Les évolutions démographiques permettent donc de dégager, en 2000, une marge de manoeuvre budgétaire de 709 millions de francs.

Toutefois, l'application du rapport constant se traduit en 2000 par une dotation supplémentaire de 248 millions de francs.

Dès lors, la marge de manoeuvre réelle liée aux évolutions démographiques n'est plus que de 461 millions de francs. Or, la diminution du budget atteint 501 millions de francs. Il en découle que cette marge de manoeuvre a été entièrement utilisée à une réduction des crédits.

b) Un nécessaire débat sur le redéploiement des crédits

Votre commission considère que le redéploiement des crédits budgétaires " libérés " par les évolutions démographiques ne peut se fonder sur un seul raisonnement comptable.
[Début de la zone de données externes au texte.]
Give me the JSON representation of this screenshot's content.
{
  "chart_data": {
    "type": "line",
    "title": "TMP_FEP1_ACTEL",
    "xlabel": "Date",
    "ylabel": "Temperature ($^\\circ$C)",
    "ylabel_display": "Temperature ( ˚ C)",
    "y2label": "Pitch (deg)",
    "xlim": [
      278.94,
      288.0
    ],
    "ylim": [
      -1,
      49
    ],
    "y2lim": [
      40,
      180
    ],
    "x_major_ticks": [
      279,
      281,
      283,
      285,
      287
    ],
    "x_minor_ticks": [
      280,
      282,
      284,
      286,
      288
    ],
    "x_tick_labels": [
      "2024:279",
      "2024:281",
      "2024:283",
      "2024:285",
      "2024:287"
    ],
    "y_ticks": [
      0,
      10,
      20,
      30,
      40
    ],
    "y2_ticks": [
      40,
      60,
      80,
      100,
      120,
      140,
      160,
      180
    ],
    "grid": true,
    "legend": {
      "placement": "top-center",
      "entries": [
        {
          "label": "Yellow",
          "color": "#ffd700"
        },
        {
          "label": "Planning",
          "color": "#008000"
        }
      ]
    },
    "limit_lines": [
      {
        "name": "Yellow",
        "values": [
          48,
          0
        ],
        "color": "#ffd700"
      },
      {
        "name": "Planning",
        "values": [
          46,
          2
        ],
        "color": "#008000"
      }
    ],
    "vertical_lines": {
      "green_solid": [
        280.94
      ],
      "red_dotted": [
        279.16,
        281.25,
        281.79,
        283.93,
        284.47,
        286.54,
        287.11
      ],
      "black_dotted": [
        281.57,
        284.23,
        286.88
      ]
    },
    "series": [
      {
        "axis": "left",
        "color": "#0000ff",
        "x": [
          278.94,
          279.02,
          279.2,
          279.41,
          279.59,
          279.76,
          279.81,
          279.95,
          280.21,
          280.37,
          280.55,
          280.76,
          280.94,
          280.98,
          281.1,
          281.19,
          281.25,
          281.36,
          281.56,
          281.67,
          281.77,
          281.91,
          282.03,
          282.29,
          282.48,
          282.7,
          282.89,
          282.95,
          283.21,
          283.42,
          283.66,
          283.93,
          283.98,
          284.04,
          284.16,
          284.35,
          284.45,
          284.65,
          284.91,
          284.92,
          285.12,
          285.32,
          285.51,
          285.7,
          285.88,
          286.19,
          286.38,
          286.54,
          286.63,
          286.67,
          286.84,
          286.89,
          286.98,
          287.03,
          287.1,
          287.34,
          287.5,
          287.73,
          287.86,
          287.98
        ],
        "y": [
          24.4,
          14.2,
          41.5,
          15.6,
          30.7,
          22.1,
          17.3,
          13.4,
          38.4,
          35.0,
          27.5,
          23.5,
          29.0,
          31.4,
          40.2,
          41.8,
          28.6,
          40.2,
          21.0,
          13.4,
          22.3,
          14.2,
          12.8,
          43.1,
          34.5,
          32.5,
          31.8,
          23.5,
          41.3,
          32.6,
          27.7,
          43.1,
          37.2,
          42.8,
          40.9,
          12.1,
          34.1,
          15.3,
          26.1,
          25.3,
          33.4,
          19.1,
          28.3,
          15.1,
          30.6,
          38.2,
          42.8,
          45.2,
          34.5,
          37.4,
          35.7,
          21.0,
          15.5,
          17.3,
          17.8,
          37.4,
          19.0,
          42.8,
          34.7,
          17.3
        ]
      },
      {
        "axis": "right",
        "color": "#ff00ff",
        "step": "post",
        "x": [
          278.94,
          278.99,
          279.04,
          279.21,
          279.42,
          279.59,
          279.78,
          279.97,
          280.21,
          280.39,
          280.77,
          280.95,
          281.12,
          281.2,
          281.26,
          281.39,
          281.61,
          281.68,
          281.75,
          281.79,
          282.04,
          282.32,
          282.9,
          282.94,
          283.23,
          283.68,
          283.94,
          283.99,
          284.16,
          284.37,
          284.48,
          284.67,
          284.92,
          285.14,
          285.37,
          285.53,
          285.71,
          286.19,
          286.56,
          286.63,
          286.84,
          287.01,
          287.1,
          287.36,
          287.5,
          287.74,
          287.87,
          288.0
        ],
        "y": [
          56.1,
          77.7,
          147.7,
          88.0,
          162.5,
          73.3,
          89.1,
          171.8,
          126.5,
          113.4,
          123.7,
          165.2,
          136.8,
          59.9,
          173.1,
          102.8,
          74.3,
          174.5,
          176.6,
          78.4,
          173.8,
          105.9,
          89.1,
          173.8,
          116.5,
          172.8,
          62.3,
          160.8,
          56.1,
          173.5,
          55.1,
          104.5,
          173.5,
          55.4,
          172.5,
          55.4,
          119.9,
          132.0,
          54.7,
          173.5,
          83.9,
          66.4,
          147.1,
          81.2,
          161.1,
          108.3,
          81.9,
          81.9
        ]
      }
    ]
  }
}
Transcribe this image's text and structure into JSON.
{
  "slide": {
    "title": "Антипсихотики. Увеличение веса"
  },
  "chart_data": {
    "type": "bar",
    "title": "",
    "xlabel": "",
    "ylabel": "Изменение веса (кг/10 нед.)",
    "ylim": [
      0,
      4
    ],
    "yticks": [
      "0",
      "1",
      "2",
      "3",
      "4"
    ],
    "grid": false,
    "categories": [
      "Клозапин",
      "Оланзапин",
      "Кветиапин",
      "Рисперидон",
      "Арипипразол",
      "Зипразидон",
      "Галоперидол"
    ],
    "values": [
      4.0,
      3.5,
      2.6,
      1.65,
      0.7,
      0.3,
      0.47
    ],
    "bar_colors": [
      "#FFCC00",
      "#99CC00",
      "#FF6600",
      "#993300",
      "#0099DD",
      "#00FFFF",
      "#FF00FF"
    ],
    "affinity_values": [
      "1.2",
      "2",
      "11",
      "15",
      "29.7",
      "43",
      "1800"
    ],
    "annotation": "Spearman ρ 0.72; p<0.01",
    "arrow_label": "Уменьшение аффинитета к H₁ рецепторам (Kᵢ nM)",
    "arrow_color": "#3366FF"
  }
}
Elle se prononce en faveur d'une démarche plus qualitative, ces crédits " libérés " devant être pour partie affectés à améliorer la situation des anciens combattants les plus en difficulté et à apporter une réponse aux questions les plus importantes laissées en suspens.

Mais elle observe que les mesures nouvelles (qui s'élevaient à 81 millions de francs dans la version initiale du projet de loi de finances) sont entièrement financées par la révision des services votés. Elle constate également que les marges de manoeuvre réalisées sur les dépenses de solidarité sont intégralement utilisées au financement de dépenses liées à la réparation (application du rapport constant) et à la réduction des crédits.
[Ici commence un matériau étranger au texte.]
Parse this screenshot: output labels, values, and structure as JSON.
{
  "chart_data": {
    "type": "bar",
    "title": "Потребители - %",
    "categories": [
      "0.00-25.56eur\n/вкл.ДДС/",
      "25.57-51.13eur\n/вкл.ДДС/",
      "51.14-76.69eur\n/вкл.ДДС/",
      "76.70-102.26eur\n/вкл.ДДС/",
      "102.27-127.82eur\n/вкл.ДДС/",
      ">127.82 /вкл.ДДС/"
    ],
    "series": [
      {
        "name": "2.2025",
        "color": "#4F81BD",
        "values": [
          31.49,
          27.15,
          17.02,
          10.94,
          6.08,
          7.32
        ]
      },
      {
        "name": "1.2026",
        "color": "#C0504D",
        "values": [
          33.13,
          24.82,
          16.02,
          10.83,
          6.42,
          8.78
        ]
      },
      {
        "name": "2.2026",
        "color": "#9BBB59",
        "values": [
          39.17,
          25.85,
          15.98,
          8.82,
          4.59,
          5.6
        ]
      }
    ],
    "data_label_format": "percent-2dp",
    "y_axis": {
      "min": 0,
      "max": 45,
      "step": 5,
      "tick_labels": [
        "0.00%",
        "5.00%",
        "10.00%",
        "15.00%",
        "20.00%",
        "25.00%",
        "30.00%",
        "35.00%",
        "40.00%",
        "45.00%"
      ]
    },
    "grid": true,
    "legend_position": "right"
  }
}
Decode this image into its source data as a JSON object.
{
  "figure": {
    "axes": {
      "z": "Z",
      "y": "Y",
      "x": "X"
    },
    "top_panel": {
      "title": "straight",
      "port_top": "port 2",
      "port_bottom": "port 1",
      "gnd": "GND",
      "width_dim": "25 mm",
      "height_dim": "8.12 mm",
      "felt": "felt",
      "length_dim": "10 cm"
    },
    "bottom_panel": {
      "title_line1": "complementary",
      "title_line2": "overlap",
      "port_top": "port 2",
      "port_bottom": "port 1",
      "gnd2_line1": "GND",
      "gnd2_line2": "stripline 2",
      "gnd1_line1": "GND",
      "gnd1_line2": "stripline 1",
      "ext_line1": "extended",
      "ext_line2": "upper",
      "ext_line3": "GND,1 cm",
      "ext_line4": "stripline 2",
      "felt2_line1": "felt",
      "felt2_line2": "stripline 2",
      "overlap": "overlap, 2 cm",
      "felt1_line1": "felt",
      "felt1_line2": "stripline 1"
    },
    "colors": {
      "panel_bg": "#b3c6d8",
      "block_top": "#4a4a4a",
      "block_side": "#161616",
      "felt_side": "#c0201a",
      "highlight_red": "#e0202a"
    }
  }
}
Une telle politique budgétaire, qui est d'ailleurs particulièrement opaque, tend alors à modifier sensiblement la structure du budget des anciens combattants. Celui-ci prend de plus en plus la forme d'un budget propre à un " ministère des pensions " au détriment des mesures de solidarité.

Votre commission ne peut alors que souhaiter qu'un vaste débat s'engage rapidement, sur des bases claires, entre l'ensemble des parties prenantes pour fixer un cadre général au redéploiement des crédits budgétaires. Elle estime indispensable d'essayer d'aboutir à un consensus sur cette question. Pour sa part, votre commission considère qu'une part des crédits libérés du fait des évolutions démographiques devrait être affectée au financement de nouvelles actions de solidarité, se substituant à celles du fonds de solidarité dont l'extinction progressive est inéluctable, et non au seul financement des actions de réparation.